Also by this author: A Good Girl's Guide to Murder, As Good As Dead (A Good Girl's Guide to Murder, #3)
Series: A Good Girl's Guide to Murder #2
Also in this series: As Good As Dead (A Good Girl's Guide to Murder, #3)
Published by Delacorte Press on March 2, 2021
Genres: Mystery, Thriller, Young Adult
Pages: 416 •Format: E-Book •Source: Overdrive
Pip is not a detective anymore.
With the help of Ravi Singh, she released a true-crime podcast about the murder case they solved together last year. The podcast has gone viral, yet Pip insists her investigating days are behind her.
But she will have to break that promise when someone she knows goes missing. Jamie Reynolds has disappeared, on the very same night the town hosted a memorial for the sixth-year anniversary of the deaths of Andie Bell and Sal Singh.
The police won't do anything about it. And if they won't look for Jamie then Pip will, uncovering more of her town's dark secrets along the way... and this time everyone is listening. But will she find him before it's too late?
I absolutely adored A Good Girl’s Guide to Murder. It was a YA thriller that fully leaned into the popularity of the true crime genre but didn’t sacrifice character building or writing quality for the sake of a shocking plot. The pacing was phenomenal, the mystery was brilliant, and I was honestly a little wary when I found out it was going to be a whole series because why mess with perfection? However, I can safely say that Good Girl, Bad Blood surprised me in a wonderful way and that Holly Jackson’s writing seems to be just improving with time.
Good Girl, Bad Blood picks up not too long after the first book, with the town coming to terms with the truth about Sal and Andie’s murder, thanks to Pip’s investigation work. She’s definitely seen as a local hero by most (and a meddling teen by some) and has translated the events of the previous book into a podcast with the same name. However, underneath the praise and admiration Pip receives from many for cracking the cold case, Pip is spiraling. Hard. She is having trouble coping with the trauma she endured during the investigation. Though she’s not confided in anyone, her own relentless behavior in solving the case deeply scared her, and she’s promised herself that she is D-O-N-E with crime solving.
Of course, Pip is asked to break her ban on solving crime when the older brother of one of her classmates goes missing, and is pressured into reporting on the disappearance on her podcast. Of course, this leads Pip down an inevitable (and dangerous) path of investigation and obsession. Though the mystery itself is compelling, what I found even more fascinating was the author’s exploration of the deterioration of Pip’s mental health the closer she got to the truth. It takes an excruciating toll on her, a toll almost no one notices or sees (that last paragraph of the book is truly, truly one of the most haunting I’ve read). I really applaud the author for taking this approach because it’s not one I’ve seen before- usually in these YA novels where teens solve mysteries/save the world/etc it seems that all’s well that ends well, and the ramifications that the protagonist would likely and realistically confront from their experiences is non-existent.
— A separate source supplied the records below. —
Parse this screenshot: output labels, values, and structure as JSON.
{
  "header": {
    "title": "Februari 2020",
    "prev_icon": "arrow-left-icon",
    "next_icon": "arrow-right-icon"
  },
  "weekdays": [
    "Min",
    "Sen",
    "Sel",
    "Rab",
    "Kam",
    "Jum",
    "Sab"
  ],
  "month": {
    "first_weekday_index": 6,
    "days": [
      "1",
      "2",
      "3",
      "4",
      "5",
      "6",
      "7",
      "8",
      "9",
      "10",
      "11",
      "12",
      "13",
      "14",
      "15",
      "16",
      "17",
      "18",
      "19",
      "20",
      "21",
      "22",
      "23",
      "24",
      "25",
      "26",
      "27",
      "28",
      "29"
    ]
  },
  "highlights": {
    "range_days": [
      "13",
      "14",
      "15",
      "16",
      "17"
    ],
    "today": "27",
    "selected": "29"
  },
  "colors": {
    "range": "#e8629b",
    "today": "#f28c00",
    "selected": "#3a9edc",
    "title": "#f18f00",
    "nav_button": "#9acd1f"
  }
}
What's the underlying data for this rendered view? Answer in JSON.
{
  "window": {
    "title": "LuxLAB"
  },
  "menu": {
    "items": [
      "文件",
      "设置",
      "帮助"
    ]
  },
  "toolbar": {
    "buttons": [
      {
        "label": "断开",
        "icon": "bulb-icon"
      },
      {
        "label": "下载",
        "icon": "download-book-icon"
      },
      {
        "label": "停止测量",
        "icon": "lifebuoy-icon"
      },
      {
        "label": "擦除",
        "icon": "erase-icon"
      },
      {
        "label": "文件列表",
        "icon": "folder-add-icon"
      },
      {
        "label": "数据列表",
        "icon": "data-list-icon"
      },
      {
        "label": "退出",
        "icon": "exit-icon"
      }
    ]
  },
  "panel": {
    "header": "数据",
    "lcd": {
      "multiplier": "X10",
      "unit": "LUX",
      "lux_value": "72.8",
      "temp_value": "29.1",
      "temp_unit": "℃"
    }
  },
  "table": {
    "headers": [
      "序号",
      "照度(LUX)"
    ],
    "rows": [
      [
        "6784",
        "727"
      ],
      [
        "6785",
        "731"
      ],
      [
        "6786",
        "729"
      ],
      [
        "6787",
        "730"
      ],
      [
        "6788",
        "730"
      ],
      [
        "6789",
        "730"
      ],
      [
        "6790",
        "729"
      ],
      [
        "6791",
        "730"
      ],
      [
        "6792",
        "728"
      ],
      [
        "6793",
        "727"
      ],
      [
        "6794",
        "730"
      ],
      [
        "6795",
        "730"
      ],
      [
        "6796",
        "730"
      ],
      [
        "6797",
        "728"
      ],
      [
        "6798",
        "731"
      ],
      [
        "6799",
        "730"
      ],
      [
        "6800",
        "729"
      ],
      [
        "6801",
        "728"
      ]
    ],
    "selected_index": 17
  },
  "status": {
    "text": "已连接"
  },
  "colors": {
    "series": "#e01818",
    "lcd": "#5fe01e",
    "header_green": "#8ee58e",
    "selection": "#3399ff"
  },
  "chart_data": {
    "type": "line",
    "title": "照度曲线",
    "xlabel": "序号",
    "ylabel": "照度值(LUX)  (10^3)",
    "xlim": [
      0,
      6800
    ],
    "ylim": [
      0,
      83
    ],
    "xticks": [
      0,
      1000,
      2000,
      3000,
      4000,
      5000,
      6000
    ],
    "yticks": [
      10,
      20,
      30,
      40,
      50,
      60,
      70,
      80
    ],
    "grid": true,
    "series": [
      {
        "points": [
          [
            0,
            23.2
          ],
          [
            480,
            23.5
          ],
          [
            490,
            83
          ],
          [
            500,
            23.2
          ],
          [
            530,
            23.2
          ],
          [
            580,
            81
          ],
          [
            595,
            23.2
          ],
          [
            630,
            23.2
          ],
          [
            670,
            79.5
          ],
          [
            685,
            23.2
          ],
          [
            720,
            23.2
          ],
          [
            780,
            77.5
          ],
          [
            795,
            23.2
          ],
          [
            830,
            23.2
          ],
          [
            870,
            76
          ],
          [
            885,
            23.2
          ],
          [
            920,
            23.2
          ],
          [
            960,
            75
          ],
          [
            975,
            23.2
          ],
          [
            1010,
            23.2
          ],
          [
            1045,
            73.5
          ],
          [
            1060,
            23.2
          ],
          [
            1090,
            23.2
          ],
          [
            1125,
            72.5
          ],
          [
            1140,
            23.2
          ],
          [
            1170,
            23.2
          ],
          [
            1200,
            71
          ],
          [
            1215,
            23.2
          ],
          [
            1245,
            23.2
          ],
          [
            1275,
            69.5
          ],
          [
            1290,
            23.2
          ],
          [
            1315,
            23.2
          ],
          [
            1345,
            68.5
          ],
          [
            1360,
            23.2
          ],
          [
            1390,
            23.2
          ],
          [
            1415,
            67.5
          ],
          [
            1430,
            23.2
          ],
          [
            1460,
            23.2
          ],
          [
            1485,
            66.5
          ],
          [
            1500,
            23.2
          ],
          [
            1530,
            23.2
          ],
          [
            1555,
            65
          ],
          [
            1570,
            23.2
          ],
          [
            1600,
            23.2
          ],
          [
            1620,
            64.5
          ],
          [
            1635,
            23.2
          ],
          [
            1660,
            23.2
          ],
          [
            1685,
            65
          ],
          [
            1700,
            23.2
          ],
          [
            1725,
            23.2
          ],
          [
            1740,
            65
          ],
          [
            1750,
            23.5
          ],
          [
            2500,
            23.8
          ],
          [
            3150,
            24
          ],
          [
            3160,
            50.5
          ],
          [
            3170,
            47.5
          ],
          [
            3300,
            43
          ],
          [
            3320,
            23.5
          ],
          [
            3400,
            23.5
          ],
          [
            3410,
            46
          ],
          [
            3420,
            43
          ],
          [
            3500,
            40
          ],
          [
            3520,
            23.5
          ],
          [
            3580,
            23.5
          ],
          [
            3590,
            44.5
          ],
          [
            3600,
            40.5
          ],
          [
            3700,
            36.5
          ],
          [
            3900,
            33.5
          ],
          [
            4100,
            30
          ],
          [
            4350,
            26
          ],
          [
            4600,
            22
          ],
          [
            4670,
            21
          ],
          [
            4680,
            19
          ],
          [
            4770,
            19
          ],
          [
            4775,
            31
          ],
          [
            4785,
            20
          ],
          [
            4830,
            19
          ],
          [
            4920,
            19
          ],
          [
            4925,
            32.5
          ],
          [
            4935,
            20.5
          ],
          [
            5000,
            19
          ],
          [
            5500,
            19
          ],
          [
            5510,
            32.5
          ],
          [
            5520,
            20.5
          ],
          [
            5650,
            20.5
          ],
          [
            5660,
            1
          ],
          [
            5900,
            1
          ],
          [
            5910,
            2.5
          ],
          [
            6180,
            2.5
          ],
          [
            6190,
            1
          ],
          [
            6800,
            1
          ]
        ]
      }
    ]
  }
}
In terms of the mystery itself, the novel does a good job at introducing a new mystery but still tying in elements from the first book (such as returning suspects, familiar locations that were tied to Andie’s disappearance, etc). Parallelling the new mystery is also Pip and Ravi reporting on the trial of Max, a character who was largely complicit in the previous book’s happenings and who’s presence in town is still deeply unsettling to Pip. I appreciate that the fallout from the mystery being solved in the last book is still ongoing in the community, and the emotional toll of that is still weighing on Pip, adding to the anxiety of the new case- she doesn’t just cleanly wash her hands of it and move onto the next, like a modern day Nancy Drew.
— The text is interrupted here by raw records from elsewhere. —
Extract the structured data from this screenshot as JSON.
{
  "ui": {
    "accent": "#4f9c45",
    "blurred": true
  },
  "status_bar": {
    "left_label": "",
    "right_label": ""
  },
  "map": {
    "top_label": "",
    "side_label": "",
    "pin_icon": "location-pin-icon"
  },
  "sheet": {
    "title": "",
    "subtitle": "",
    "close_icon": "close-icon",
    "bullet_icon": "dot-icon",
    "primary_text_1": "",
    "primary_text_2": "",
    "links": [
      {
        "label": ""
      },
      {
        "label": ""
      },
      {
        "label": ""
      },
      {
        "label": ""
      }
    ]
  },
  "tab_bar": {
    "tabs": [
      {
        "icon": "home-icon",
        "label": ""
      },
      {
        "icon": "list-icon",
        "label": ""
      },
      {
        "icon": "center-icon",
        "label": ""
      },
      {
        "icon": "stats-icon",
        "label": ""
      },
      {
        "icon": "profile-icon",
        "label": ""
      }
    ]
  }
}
Overall: Good Girl, Bad Blood takes the fantastic mystery/thriller elements of the first book but sets a darker, more realistic tone in exploring the ramifications on both the protagonist and the community of the events of book one. It has a grit to it that you don’t often find in YA thrillers and I was stunned by the ending (and not from a plot point, but from a character development standpoint). If you’re someone who even remotely enjoys thrillers I cannot recommend this series enough.